In my previous SecurityWeek article, we looked at what type of cyber threat intelligence analyst makes sense for your business. Analyst expertise can span a wide range of business, technical and security-related areas and the outputs that analysts provide can vary greatly based on business need.
Aaron Bay, chief analyst at SurfWatch Labs, summed it up: “Being a threat analyst often requires being a chameleon or wearing many hats. You need to be able to understand the technical side of security, navigate among the various hacker and cybercrime forums on the dark web, understand business risk, and then distill all of that information into valuable intelligence that can be easily understood by business executives.”
Analysts vs. Defenders
One key distinction needs to be made when talking about threat intelligence analysts. They should not be confused with defenders working in the Security Operations Center (SOC). Personnel within the SOC are consumers of tactical intelligence, using that intel to improve their primary goal of network defense. SOC defenders are not intelligence analysts. They are not focused on the intelligence lifecycle including collection, analysis and delivery.
Intelligence analysts serve multiple purposes and different constituents. One analyst or team of analysts must focus on operations, reporting up to the CISO, translating tactical up to more operational level. Another analyst or team must focus on strategy, correlating cyber risks with the impact to business. The delivery for this group of analysts is to senior leaders, the CEO, and the board.
Depending on the type of analysis you want and where your analysts are focused, the first thing you really need to do when it comes to your intelligence operation is to determine your priorities around intelligence.
Establishing Your Threat Intelligence Strategy
I am a practical guy. I like to take best practices, pluck out the good stuff, leave the fluff and theory, and place more effort into making things happen. What is rarely, if ever, touched on is discussion around an organization’s overall threat intelligence strategy. For short let’s just call it “The Plan”.
Whenever I am working with a new customer it is one of the first areas I target. I ask them who the intelligence is for/who will use it, if they have a collection plan, and if they have collection gaps within that plan that they are looking at us to fill… i.e. what finished intelligence product are you looking to produce? Unfortunately, a majority of the time there is no plan, no rhyme or reason – they just want more “insight”.
“The Plan” should have two main components, a collection plan and a management plan.
1. The Collection Plan – This is where “The What” is defined, based on the needs of the decision makers. As mentioned in the past, there are typically three categories of CTI – Tactical, Operational, and Strategic. Each CTI category would have different criteria around collection needs as they have different decision makers consuming the finished intelligence. Items in the Collection Plan should include:
• Requirements:
– Who are the decision makers (anyone who decides a course of action for their area of responsibility)?
– Have decision makers’ intent been defined?
– What concerns do they have and where is there a lack of insight?
• Priorities/Inventory of Needs:
– Which requirements carry the most weight?
– Which higher-level requirements are dependent on lower level data collection?
• Sources:
– What are your threat intelligence data sources? Internal? External? OSINT? Dark Web?
– What is the quality of the data? How accurate/reliable is it?
– How relevant is the threat intel data to the decision makers?
2. The Management Plan – Threat intelligence is a continuous lifecycle that requires people, process and technology working together in order for it to run. Intelligence is not just a feed or a tool on its own. Intelligence also is not a project. It is a capability that needs to be run like a program and requires resource management just like any other capability. The Management Plan focuses on “The How” and should consist of:
• Assets/Resources
– People – Are they “Defenders” or “Analysts”?
– Tools – Raw data vs. evaluated intelligence, collaboration space, knowledge bases, etc.
– Requests/Tasks
– The process for which decision makers task or make intelligence requests to a functional intelligence team
– Deterrents/Obstacles:
– Is there a capability gap?
– Do you lack visibility into a certain area?
– Feedback Loop:
• Are requirements being satisfied?
• Are finished intelligence products timely, accurate and relevant?
• Are finished intelligence products critical to the decision making efforts?
The bottom line here is this: “The Plan” should help you define why you are doing what you are doing from an intelligence perspective.
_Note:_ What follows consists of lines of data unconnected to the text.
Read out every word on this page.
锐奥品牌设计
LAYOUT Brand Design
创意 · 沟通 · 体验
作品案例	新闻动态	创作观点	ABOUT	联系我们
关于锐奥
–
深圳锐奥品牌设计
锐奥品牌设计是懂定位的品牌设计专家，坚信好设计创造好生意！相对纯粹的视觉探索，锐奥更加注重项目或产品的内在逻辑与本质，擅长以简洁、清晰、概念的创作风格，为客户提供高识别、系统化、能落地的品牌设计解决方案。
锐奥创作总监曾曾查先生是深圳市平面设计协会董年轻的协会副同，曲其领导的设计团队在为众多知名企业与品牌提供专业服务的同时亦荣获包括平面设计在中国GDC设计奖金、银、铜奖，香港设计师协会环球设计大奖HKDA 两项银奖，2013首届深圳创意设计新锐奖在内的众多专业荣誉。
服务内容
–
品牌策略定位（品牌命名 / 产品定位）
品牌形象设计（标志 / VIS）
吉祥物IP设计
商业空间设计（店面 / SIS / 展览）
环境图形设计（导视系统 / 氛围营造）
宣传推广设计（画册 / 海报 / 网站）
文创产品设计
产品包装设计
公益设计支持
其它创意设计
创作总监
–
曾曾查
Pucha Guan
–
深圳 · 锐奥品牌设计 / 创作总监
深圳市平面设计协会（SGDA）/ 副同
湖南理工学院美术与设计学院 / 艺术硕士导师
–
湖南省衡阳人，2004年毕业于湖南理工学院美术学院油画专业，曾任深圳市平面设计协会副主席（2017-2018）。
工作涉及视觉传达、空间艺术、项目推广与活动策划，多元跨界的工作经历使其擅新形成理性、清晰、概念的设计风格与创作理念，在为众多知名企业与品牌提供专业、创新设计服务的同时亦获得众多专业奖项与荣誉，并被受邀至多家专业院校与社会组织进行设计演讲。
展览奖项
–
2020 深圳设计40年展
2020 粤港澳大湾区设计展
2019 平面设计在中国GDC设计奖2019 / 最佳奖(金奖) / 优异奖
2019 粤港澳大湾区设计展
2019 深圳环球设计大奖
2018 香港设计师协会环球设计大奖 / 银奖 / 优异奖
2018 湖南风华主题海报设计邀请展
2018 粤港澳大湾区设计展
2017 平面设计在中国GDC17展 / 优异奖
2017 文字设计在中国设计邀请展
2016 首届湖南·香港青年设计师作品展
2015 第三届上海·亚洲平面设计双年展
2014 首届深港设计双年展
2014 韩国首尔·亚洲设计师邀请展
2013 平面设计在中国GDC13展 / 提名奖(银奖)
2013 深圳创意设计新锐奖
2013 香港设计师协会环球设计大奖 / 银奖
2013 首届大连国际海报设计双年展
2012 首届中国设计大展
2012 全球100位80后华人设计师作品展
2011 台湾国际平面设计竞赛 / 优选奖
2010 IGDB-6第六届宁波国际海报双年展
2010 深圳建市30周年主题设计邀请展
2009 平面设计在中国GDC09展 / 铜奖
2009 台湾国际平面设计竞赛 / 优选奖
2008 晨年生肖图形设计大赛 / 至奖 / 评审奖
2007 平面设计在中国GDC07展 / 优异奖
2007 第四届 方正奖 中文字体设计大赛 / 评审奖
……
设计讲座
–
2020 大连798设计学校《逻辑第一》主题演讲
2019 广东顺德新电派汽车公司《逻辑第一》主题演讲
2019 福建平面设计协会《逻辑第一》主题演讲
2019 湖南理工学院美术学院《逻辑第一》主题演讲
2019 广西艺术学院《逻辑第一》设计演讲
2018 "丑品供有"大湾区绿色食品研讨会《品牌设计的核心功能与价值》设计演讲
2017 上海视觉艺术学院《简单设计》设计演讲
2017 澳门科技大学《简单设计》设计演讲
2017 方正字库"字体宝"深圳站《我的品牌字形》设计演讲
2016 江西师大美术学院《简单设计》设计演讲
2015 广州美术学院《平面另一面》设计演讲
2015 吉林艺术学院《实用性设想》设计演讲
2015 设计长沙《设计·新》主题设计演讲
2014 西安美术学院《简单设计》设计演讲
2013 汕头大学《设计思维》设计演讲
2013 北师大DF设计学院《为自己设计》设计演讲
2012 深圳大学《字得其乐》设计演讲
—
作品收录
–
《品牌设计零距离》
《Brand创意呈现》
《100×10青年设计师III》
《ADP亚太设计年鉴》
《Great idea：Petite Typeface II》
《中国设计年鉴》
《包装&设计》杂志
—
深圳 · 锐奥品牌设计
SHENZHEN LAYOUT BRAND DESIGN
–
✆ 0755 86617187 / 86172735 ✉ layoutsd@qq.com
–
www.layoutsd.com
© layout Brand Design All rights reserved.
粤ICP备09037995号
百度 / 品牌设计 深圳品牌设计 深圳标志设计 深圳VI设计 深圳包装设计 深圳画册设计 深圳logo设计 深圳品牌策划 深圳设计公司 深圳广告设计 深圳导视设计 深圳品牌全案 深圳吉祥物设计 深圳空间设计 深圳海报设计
You should not be consuming sources of information unless they are supporting a collection requirement and you should not be spending effort on data collection unless there is a requirement from a decision maker.
To sum it all up, threat intelligence is all about reducing uncertainty – moving unknown unknowns up the chain to known knowns. This covers a wide span and as such the intelligence function works at different levels, with different goals and continues to evolve.